If Bharat is serious about becoming Viksit Bharat by 2047, we cannot afford an intellectual elite alienated from its roots. Or worse, a class of intellectuals and scholars is actively trying to subvert it from the inside. Our ancient universities thrived because they holistically combined science, philosophy, and spirituality. Nalanda and Takshashila produced mathematicians, logicians, and physicians who were global authorities in their time.
Therefore, the answer to such subversion cannot be merely dismantling our institutions but rather reclaiming them, requiring a multipronged approach that needs to be adopted with clarity and courage. First and foremost, we need to subject the curricula in these courses to serious audits that expose ideological bias and restore balance. Our syllabi cannot remain echo chambers of imported theories while systematically excluding indigenous frameworks.
Equally urgent is the need for transparent hiring that breaks the cartelization of faculty networks, where ideological affinity has too often trumped scholarly merit.
Building independent intellectual ecosystems, Indic research centres, oral history programs, peer-reviewed journals, and platforms is non-negotiable. The recent IKS (Indian Knowledge System) conference at JNU was the first serious effort in that direction, which aims to inspire others to follow suit. Only by doing this can we counter the globalist monopoly and give scholars rooted in Bharatiya traditions the space to thrive.
Finally, engineers, scientists, and technocrats must be equipped with civilizational literacy to engage with modern challenges without being cut off from their roots. Only then can our institutions combine global excellence with civilizational confidence.

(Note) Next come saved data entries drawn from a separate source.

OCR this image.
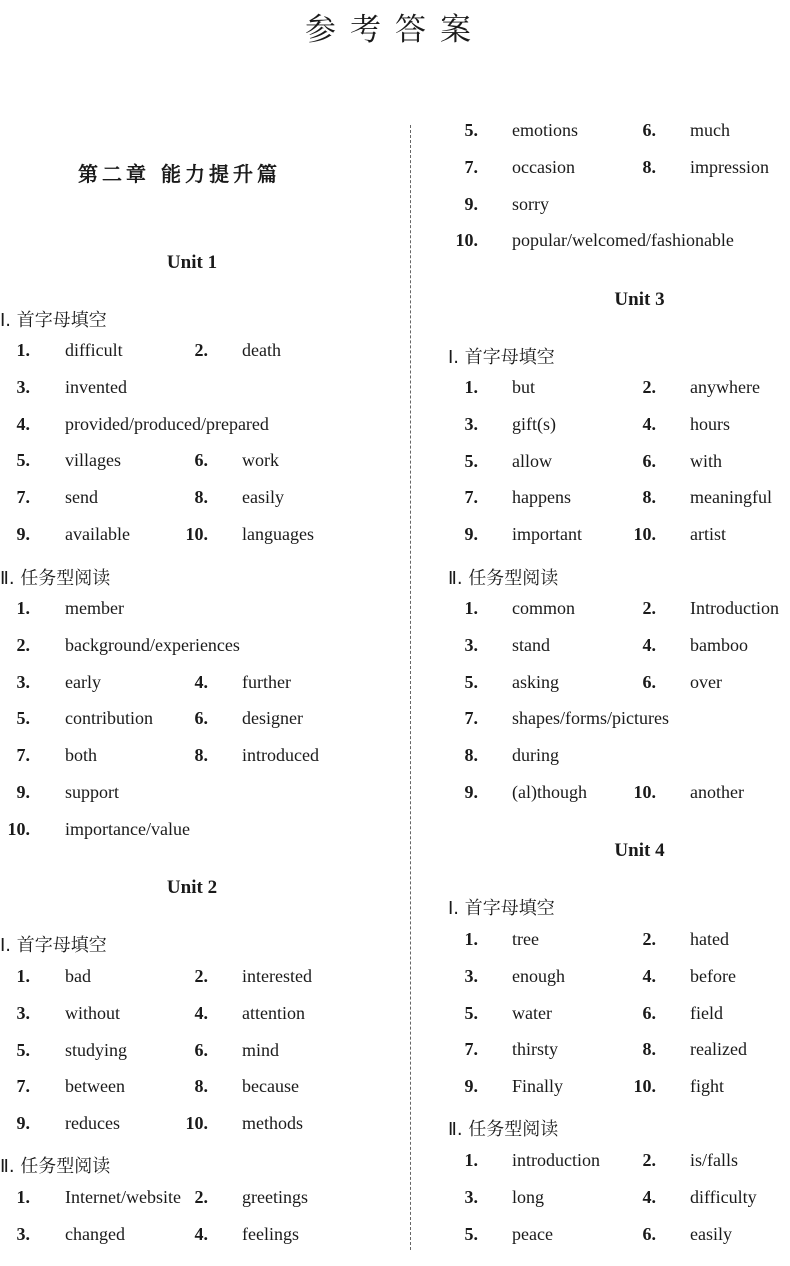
参考答案
第二章 能力提升篇
Unit 1
Ⅰ. 首字母填空
1. difficult	2. death
3. invented
4. provided/produced/prepared
5. villages	6. work
7. send	8. easily
9. available	10. languages
Ⅱ. 任务型阅读
1. member
2. background/experiences
3. early	4. further
5. contribution	6. designer
7. both	8. introduced
9. support
10. importance/value
Unit 2
Ⅰ. 首字母填空
1. bad	2. interested
3. without	4. attention
5. studying	6. mind
7. between	8. because
9. reduces	10. methods
Ⅱ. 任务型阅读
1. Internet/website 2. greetings
3. changed	4. feelings
5. emotions	6. much
7. occasion	8. impression
9. sorry
10. popular/welcomed/fashionable
Unit 3
Ⅰ. 首字母填空
1. but	2. anywhere
3. gift(s)	4. hours
5. allow	6. with
7. happens	8. meaningful
9. important	10. artist
Ⅱ. 任务型阅读
1. common	2. Introduction
3. stand	4. bamboo
5. asking	6. over
7. shapes/forms/pictures
8. during
9. (al)though	10. another
Unit 4
Ⅰ. 首字母填空
1. tree	2. hated
3. enough	4. before
5. water	6. field
7. thirsty	8. realized
9. Finally	10. fight
Ⅱ. 任务型阅读
1. introduction	2. is/falls
3. long	4. difficulty
5. peace	6. easily
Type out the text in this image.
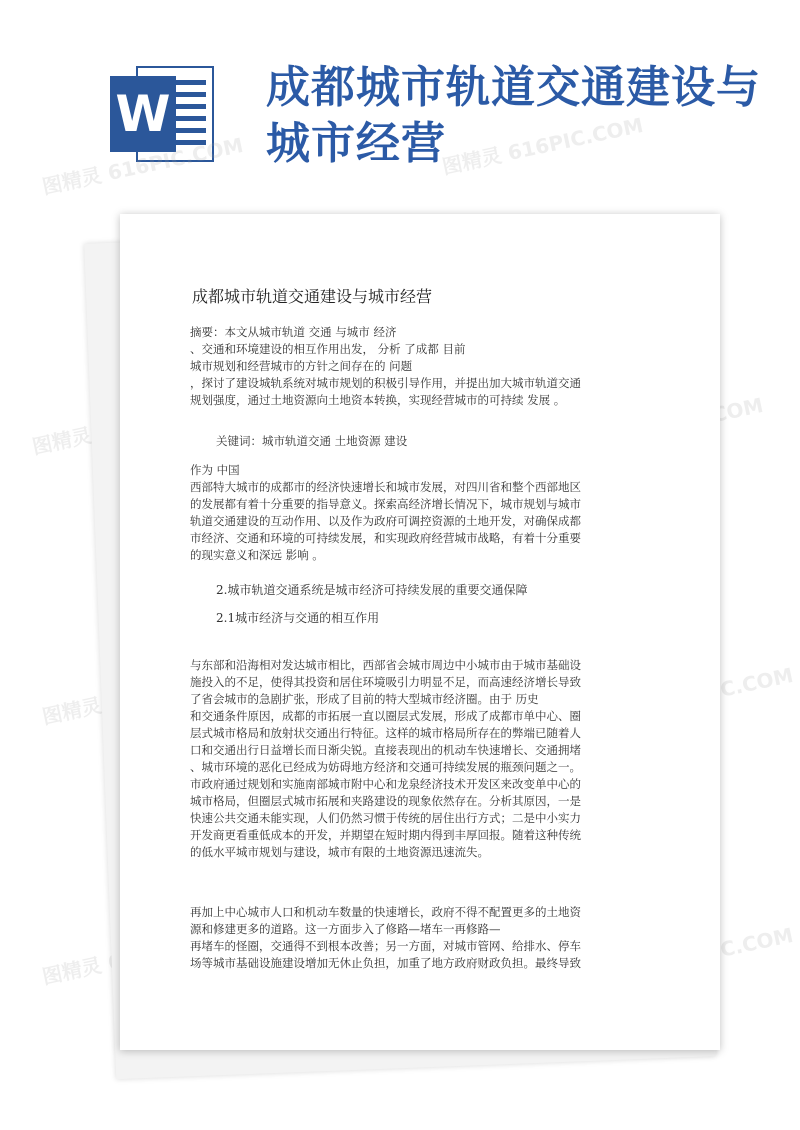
W 成都城市轨道交通建设与城市经营
图精灵 616PIC.COM	图精灵 616PIC.COM
图精灵
图精灵	616PIC.COM
图精灵	616PIC.COM
成都城市轨道交通建设与城市经营

摘要：本文从城市轨道 交通 与城市 经济
、交通和环境建设的相互作用出发， 分析 了成都 目前
城市规划和经营城市的方针之间存在的 问题
，探讨了建设城轨系统对城市规划的积极引导作用，并提出加大城市轨道交通
规划强度，通过土地资源向土地资本转换，实现经营城市的可持续 发展 。

关键词：城市轨道交通 土地资源 建设

作为 中国
西部特大城市的成都市的经济快速增长和城市发展，对四川省和整个西部地区
的发展都有着十分重要的指导意义。探索高经济增长情况下，城市规划与城市
轨道交通建设的互动作用、以及作为政府可调控资源的土地开发，对确保成都
市经济、交通和环境的可持续发展，和实现政府经营城市战略，有着十分重要
的现实意义和深远 影响 。

2.城市轨道交通系统是城市经济可持续发展的重要交通保障

2.1城市经济与交通的相互作用

与东部和沿海相对发达城市相比，西部省会城市周边中小城市由于城市基础设
施投入的不足，使得其投资和居住环境吸引力明显不足，而高速经济增长导致
了省会城市的急剧扩张，形成了目前的特大型城市经济圈。由于 历史
和交通条件原因，成都的市拓展一直以圈层式发展，形成了成都市单中心、圈
层式城市格局和放射状交通出行特征。这样的城市格局所存在的弊端已随着人
口和交通出行日益增长而日渐尖锐。直接表现出的机动车快速增长、交通拥堵
、城市环境的恶化已经成为妨碍地方经济和交通可持续发展的瓶颈问题之一。
市政府通过规划和实施南部城市附中心和龙泉经济技术开发区来改变单中心的
城市格局，但圈层式城市拓展和夹路建设的现象依然存在。分析其原因，一是
快速公共交通未能实现，人们仍然习惯于传统的居住出行方式；二是中小实力
开发商更看重低成本的开发，并期望在短时期内得到丰厚回报。随着这种传统
的低水平城市规划与建设，城市有限的土地资源迅速流失。

再加上中心城市人口和机动车数量的快速增长，政府不得不配置更多的土地资
源和修建更多的道路。这一方面步入了修路—堵车一再修路—
再堵车的怪圈，交通得不到根本改善；另一方面，对城市管网、给排水、停车
场等城市基础设施建设增加无休止负担，加重了地方政府财政负担。最终导致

RECLAIMING THE ACADEMIC SPACES
The challenge is both academic and civilizational, therefore a threat to Indian democracy. The enemies outside are less dangerous than those within, because they wear the cloak of scholarship and intellectual liberty as they steadily undermine our intellectual sovereignty. Bharat must reclaim its academic spaces not through censorship but through confidence, not by silencing others but by ensuring plurality, not by nostalgia but by a culture of Shastrartha.
We must remember that pluralism cannot be selective. True academic diversity means allowing multiple frameworks to contend, not erecting gatekeeping mechanisms that silence one side. For Viksit Bharat, our IITs cannot afford to churn out ideological parrots and anti-national wokes. They must once again become crucibles of excellence, serving all purposes: scientific and civilizational. Moving forward, the message must be clear: we honour diversity of thought but reject intellectual servitude disguised as scholarship. It is time we woke up and acted with a Bharatiya narrative architecture.
Prof Santishree Dhulipudi Pandit is the Vice Chancellor of JNU.